The article is important and exciting to anyone who cares about health-related issues because it is one of the first cases in which exome sequencing was used to diagnose a patient and affected the course of treatment. This case is also a great example of medicine becoming increasingly personalized rather than relying on traditional surgical approaches. In addition to acknowledging the technical advancement, this article helps spread the word to a broader audience than just the people working in the medical fields. When scientists and other academics are aware of the new approach, more collaboration across disciplines becomes possible. Similarly, Angelina Jolie described her medical decision in her article with great details and honesty, while also making sure the readers understand why she chose the most aggressive approach and are introduced the alternatives. Her action made relevant information available to the general public, and prompted more people to pay attention to the fact that they now have more options and agency regarding their personal health.

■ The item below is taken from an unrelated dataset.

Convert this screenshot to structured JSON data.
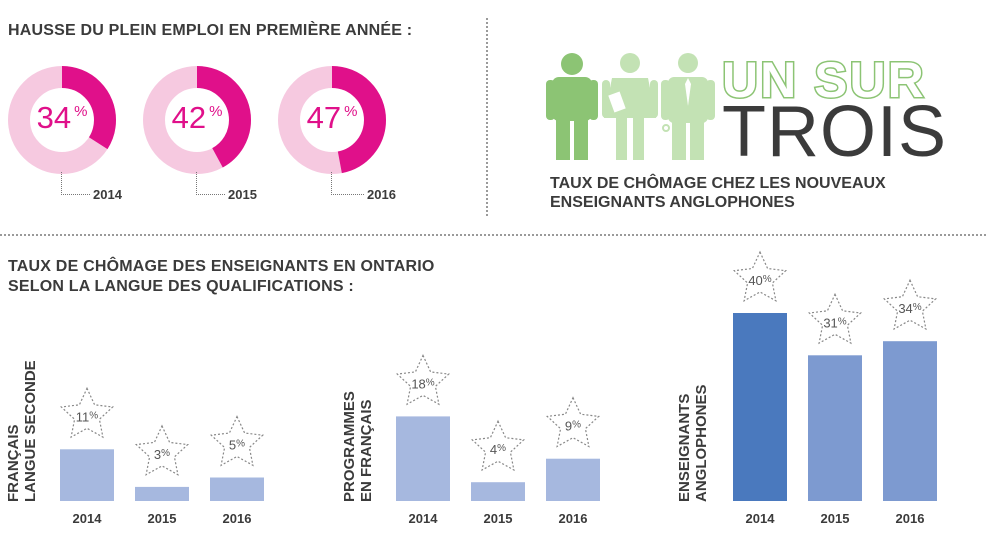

Today, more and more people are proposing the democratization of medical information, which means that all patients have access to their own medical data. This implies that the future of medicine is in the individuals’ hands, and I would even take it a step further to say that individuals are responsible for the medical democratization revolution. We need more patients who are willing to share their experiences and educate the public about their medical information and options; we need more scientists and doctors who are willing to work together and propose new approaches to the patients; we need more politicians who are dedicated to make policies that ensure patients will be informed of their medical data. Most importantly, we need all individuals to understand that they should have the right to be fully informed, and to take part in the conversation to shape the future of medicine.